Enable manual robot manipulation:

from urkit import FreedriveMode

# Freedrive lets you manually push the robot: motion commands won't work while active
robot.enable_freedrive()              # all 6 axes free
robot.enable_freedrive(FreedriveMode.XYZ)      # linear axes + Rz rotation
robot.enable_freedrive(FreedriveMode.ROTATION) # rotation only
robot.disable_freedrive()             # always disable before sending motion commands

# Check if freedrive is active
robot.is_freedrive_active

Speed Control

# Emergency stop: halt all motion immediately
robot.speed_stop()

# Set speed slider (0.0–1.0): hardware-level velocity multiplier
robot.set_speed_slider(0.5)  # all motions run at 50% of their programmed speed

The speed slider is a hardware-level multiplier applied by the UR controller itself — it's the same mechanism as the physical slider on the teach pendant.

  • Velocity is scaled: actual_velocity = vel * slider_factor
  • Acceleration is NOT independently scaled — the raw acc value is passed through, but the controller constrains ramp-up to the capped velocity ceiling
  • Global & persistent — stays until you change it or the robot faults/resets
  • Affects all motion commands: moveJ, moveL, trajectory, delta moves, velocity control
# Example: 0.5 slider × 1.0 m/s movej = 0.5 m/s actual speed
robot.set_speed_slider(0.5)
robot.movej([-1.0, -1.5, 1.5, -1.0, 1.0, 0.0], vel=1.0, acc=0.5)
# Inverse kinematics: pose → joint angles
joints = robot.inverse_kinematics([0.5, 0, 0.3, 0, 0, 0])

Telemetry

# Read real-time robot state
pose = robot.get_tcp_pose()           # [x, y, z, rx, ry, rz]: meters/radians
joints = robot.get_joint_positions()  # [j0..j5]: radians
force = robot.get_tcp_force()         # [fx, fy, fz, mx, my, mz]: Newtons/Nm
mode = robot.get_robot_mode()         # "REMOTE_CONTROL", "SERVOING", etc.
scaling = robot.get_speed_scaling()   # actual vs programmed speed (0.0-1.0)
payload = robot.get_payload()         # configured payload mass (kg)
robot.is_protective_stopped()         # bool: robot hit something or was pushed
robot.is_emergency_stopped()          # bool: e-stop pressed

# Get current pose + joints as a dict
pos = robot.current_point()
print(pos["pose"])    # [x, y, z, rx, ry, rz]
print(pos["joints"])  # [j0, j1, j2, j3, j4, j5]

Digital I/O

# Set a single output (pins 0-7 standard, 8-15 configurable)
robot.set_digital_output(0, True)

# Set multiple outputs at once, or clear all
robot.set_digital_outputs({0: True, 1: False, 8: True})
robot.set_digital_outputs(False)

# Read inputs (pins 0-17, including tool pins 16-17)
robot.get_digital_input(0)
robot.get_analog_input(0)
robot.get_tool_input(0)

# Read outputs
robot.get_digital_output(0)
robot.get_analog_output(0)
robot.get_tool_output(0)

# Block until a digital input changes (useful for limit switches, sensors)
if not robot.wait_for_input(0, True, timeout=10.0):
    raise TimeoutError("Limit switch not triggered")

Advanced: Raw RTDE Access

URKit doesn't try to wrap everything.

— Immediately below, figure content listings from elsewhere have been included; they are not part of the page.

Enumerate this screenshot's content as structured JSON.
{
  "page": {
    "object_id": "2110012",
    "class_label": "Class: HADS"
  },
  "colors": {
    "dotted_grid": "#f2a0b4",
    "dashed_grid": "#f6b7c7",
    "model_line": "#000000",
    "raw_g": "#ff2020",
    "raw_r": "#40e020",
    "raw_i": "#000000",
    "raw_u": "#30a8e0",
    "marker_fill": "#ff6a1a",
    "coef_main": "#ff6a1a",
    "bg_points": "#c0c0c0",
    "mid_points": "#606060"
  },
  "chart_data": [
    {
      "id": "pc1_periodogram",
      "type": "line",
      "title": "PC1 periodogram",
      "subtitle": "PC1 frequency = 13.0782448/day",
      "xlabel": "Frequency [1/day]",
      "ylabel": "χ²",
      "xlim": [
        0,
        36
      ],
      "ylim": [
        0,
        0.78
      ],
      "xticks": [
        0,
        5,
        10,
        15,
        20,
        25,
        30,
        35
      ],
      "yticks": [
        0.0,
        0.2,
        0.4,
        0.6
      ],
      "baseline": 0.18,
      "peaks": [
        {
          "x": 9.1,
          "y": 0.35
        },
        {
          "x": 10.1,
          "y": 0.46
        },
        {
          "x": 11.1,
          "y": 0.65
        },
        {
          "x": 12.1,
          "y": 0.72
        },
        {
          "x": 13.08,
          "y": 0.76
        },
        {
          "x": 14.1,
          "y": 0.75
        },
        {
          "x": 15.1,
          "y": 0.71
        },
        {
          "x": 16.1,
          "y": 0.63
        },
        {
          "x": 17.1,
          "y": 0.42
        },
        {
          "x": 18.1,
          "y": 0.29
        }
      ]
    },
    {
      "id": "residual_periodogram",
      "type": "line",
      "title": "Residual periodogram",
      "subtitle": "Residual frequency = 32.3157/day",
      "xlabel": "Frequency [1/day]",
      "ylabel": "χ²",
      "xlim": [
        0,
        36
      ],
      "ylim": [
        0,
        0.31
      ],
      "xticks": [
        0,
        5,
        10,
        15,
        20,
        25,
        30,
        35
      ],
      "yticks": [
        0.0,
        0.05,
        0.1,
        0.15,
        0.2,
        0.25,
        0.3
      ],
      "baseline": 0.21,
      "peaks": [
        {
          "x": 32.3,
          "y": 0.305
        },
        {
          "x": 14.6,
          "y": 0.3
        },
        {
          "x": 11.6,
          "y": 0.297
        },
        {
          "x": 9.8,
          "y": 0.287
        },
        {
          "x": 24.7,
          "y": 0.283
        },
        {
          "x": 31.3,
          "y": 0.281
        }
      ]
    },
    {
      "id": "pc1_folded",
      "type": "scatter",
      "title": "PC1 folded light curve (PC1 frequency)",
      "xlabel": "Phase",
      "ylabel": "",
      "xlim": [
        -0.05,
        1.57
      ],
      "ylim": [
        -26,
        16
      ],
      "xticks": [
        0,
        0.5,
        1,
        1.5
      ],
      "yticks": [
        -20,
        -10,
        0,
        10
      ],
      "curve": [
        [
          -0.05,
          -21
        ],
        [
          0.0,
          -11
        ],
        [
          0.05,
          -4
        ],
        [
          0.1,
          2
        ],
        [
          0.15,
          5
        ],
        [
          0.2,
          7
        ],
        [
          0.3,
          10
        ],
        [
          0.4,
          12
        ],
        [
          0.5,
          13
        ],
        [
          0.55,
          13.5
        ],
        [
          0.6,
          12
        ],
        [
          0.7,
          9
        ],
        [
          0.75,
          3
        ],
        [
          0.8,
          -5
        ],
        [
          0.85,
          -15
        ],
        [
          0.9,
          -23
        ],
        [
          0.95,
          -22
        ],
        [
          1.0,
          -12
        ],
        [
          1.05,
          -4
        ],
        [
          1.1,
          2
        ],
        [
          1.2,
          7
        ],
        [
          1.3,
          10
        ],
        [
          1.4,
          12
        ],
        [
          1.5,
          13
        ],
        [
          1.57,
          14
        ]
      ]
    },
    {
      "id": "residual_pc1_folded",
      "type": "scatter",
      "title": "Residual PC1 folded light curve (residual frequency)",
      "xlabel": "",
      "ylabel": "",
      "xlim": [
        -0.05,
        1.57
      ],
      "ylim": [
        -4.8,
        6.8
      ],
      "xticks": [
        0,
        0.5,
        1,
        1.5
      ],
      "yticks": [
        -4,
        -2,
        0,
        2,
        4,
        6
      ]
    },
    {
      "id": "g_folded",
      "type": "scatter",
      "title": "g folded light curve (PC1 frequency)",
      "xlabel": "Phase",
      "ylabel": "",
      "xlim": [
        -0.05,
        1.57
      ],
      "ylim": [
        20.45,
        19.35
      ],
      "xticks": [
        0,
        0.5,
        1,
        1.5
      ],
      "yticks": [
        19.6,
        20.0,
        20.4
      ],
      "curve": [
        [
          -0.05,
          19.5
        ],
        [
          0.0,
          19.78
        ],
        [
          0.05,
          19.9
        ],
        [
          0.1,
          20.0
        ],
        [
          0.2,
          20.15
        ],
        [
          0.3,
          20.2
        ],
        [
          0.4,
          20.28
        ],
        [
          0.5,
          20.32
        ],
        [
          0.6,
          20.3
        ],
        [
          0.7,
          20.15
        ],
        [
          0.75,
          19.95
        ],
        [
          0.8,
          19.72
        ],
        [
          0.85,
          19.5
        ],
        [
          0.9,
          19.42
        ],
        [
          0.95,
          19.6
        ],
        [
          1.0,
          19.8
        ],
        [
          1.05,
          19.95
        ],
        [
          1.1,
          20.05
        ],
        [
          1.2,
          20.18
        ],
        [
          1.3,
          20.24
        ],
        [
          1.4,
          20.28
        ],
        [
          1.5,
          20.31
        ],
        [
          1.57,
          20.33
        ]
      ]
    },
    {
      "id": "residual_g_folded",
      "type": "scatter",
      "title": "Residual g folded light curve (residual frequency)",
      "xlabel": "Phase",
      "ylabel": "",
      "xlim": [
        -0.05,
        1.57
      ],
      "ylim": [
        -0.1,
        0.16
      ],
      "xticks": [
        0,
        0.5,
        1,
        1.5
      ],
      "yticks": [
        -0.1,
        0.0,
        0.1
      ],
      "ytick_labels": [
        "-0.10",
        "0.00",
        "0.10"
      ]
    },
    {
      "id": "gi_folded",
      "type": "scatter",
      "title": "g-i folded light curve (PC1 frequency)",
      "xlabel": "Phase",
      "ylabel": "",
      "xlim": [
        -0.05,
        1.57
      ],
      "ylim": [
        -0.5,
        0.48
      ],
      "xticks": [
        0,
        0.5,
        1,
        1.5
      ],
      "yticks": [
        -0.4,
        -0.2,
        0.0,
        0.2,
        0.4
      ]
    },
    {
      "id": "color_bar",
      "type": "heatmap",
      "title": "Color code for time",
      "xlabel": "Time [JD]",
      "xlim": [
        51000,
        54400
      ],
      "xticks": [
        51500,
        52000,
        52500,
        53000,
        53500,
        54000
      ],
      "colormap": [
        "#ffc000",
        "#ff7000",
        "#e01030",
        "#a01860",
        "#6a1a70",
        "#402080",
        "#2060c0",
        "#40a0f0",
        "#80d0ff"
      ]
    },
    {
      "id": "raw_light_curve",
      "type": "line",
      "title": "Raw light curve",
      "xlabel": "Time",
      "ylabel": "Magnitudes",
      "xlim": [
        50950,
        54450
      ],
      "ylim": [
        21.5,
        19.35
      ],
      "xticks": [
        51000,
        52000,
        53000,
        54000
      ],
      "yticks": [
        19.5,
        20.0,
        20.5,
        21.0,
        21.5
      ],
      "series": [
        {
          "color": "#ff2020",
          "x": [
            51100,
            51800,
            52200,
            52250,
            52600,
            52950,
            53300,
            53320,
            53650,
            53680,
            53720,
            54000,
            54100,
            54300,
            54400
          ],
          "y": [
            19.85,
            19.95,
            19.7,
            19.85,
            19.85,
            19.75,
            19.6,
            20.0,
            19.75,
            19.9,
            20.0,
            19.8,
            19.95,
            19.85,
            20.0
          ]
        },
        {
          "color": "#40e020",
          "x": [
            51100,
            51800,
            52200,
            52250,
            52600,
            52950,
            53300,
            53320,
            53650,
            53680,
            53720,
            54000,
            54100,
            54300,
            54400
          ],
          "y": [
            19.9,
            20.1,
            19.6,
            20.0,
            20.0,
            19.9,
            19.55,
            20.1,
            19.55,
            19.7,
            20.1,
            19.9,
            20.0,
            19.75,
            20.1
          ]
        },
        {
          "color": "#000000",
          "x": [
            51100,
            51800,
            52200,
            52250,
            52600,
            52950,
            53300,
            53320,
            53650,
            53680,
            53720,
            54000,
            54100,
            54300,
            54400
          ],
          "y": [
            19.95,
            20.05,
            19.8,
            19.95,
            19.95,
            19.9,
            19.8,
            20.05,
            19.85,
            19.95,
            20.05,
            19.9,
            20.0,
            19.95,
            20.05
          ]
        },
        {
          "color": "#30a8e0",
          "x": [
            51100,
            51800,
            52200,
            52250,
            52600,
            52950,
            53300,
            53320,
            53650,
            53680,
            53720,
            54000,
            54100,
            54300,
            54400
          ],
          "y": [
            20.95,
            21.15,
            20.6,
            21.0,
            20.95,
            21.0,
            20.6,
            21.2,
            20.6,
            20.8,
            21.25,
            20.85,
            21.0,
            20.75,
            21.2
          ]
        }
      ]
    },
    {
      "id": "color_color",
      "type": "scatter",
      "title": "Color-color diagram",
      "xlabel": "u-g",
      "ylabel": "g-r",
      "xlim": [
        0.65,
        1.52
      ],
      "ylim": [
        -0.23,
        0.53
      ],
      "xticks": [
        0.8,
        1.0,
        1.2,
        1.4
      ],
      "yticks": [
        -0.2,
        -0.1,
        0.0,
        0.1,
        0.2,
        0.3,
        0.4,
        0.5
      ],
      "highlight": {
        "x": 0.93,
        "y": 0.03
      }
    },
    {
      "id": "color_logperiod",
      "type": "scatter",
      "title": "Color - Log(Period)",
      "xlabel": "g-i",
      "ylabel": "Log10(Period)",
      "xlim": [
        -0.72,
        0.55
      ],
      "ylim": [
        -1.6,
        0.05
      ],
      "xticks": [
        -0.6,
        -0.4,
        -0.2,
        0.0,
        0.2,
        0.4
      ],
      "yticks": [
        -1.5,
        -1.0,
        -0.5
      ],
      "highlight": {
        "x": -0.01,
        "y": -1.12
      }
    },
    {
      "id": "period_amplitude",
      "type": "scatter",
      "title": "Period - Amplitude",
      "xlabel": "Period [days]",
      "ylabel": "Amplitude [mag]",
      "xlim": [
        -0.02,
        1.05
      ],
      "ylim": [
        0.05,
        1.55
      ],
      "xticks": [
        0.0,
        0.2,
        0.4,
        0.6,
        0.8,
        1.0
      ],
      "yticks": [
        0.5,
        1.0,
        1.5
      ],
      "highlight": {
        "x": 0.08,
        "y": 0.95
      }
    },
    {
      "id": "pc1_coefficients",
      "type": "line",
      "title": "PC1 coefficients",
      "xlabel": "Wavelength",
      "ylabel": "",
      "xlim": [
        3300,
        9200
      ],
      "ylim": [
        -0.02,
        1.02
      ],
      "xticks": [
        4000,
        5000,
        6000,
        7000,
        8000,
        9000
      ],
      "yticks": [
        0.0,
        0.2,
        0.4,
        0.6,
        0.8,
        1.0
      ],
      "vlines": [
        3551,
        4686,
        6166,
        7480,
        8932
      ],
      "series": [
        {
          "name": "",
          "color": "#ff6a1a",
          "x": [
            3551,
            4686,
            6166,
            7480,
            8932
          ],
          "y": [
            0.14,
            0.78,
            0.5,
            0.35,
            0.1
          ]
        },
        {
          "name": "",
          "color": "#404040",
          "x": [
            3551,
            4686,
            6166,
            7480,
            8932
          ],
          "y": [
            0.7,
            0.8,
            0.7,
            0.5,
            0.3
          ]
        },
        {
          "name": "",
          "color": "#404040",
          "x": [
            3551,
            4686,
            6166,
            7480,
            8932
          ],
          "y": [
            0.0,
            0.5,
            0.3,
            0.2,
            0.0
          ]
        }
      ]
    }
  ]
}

For advanced features like forceMode, servoJ, getActualCurrent, and more, access the raw ur_rtde interfaces:

# rtde_control and rtde_receive give you the full ur_rtde API
robot.rtde_control.moveUntilContact([0, 0, -0.02, 0, 0, 0])
robot.rtde_control.forceMode(...)
robot.rtde_control.servoJ(...)

# Read robot current, temperature, or anything ur_rtde exposes
robot.rtde_receive.getActualCurrent()

Full ur_rtde documentation: https://sdurobotics.gitlab.io/ur_rtde/


Connection Lifecycle

# Check if RTDE connection dropped
robot.connection_lost

# Reconnect RTDE after a drop
robot.reconnect_rtde()

# Disconnect and clean up
robot.disconnect()

Error Handling

from urkit import URKitError, RobotNotInRemoteModeError, RtdeRegisterConflictError

try:
    robot = URRobot(ip="172.31.1.200", points="points.db")
except RobotNotInRemoteModeError:
    print("Enable remote control on the teach pendant!")
except RtdeRegisterConflictError:
    print("Disable EtherNet/IP, PROFINET, or MODBUS!")
except URKitError as e:
    # Catch-all for any urkit error (connection, motion, gripper, etc.)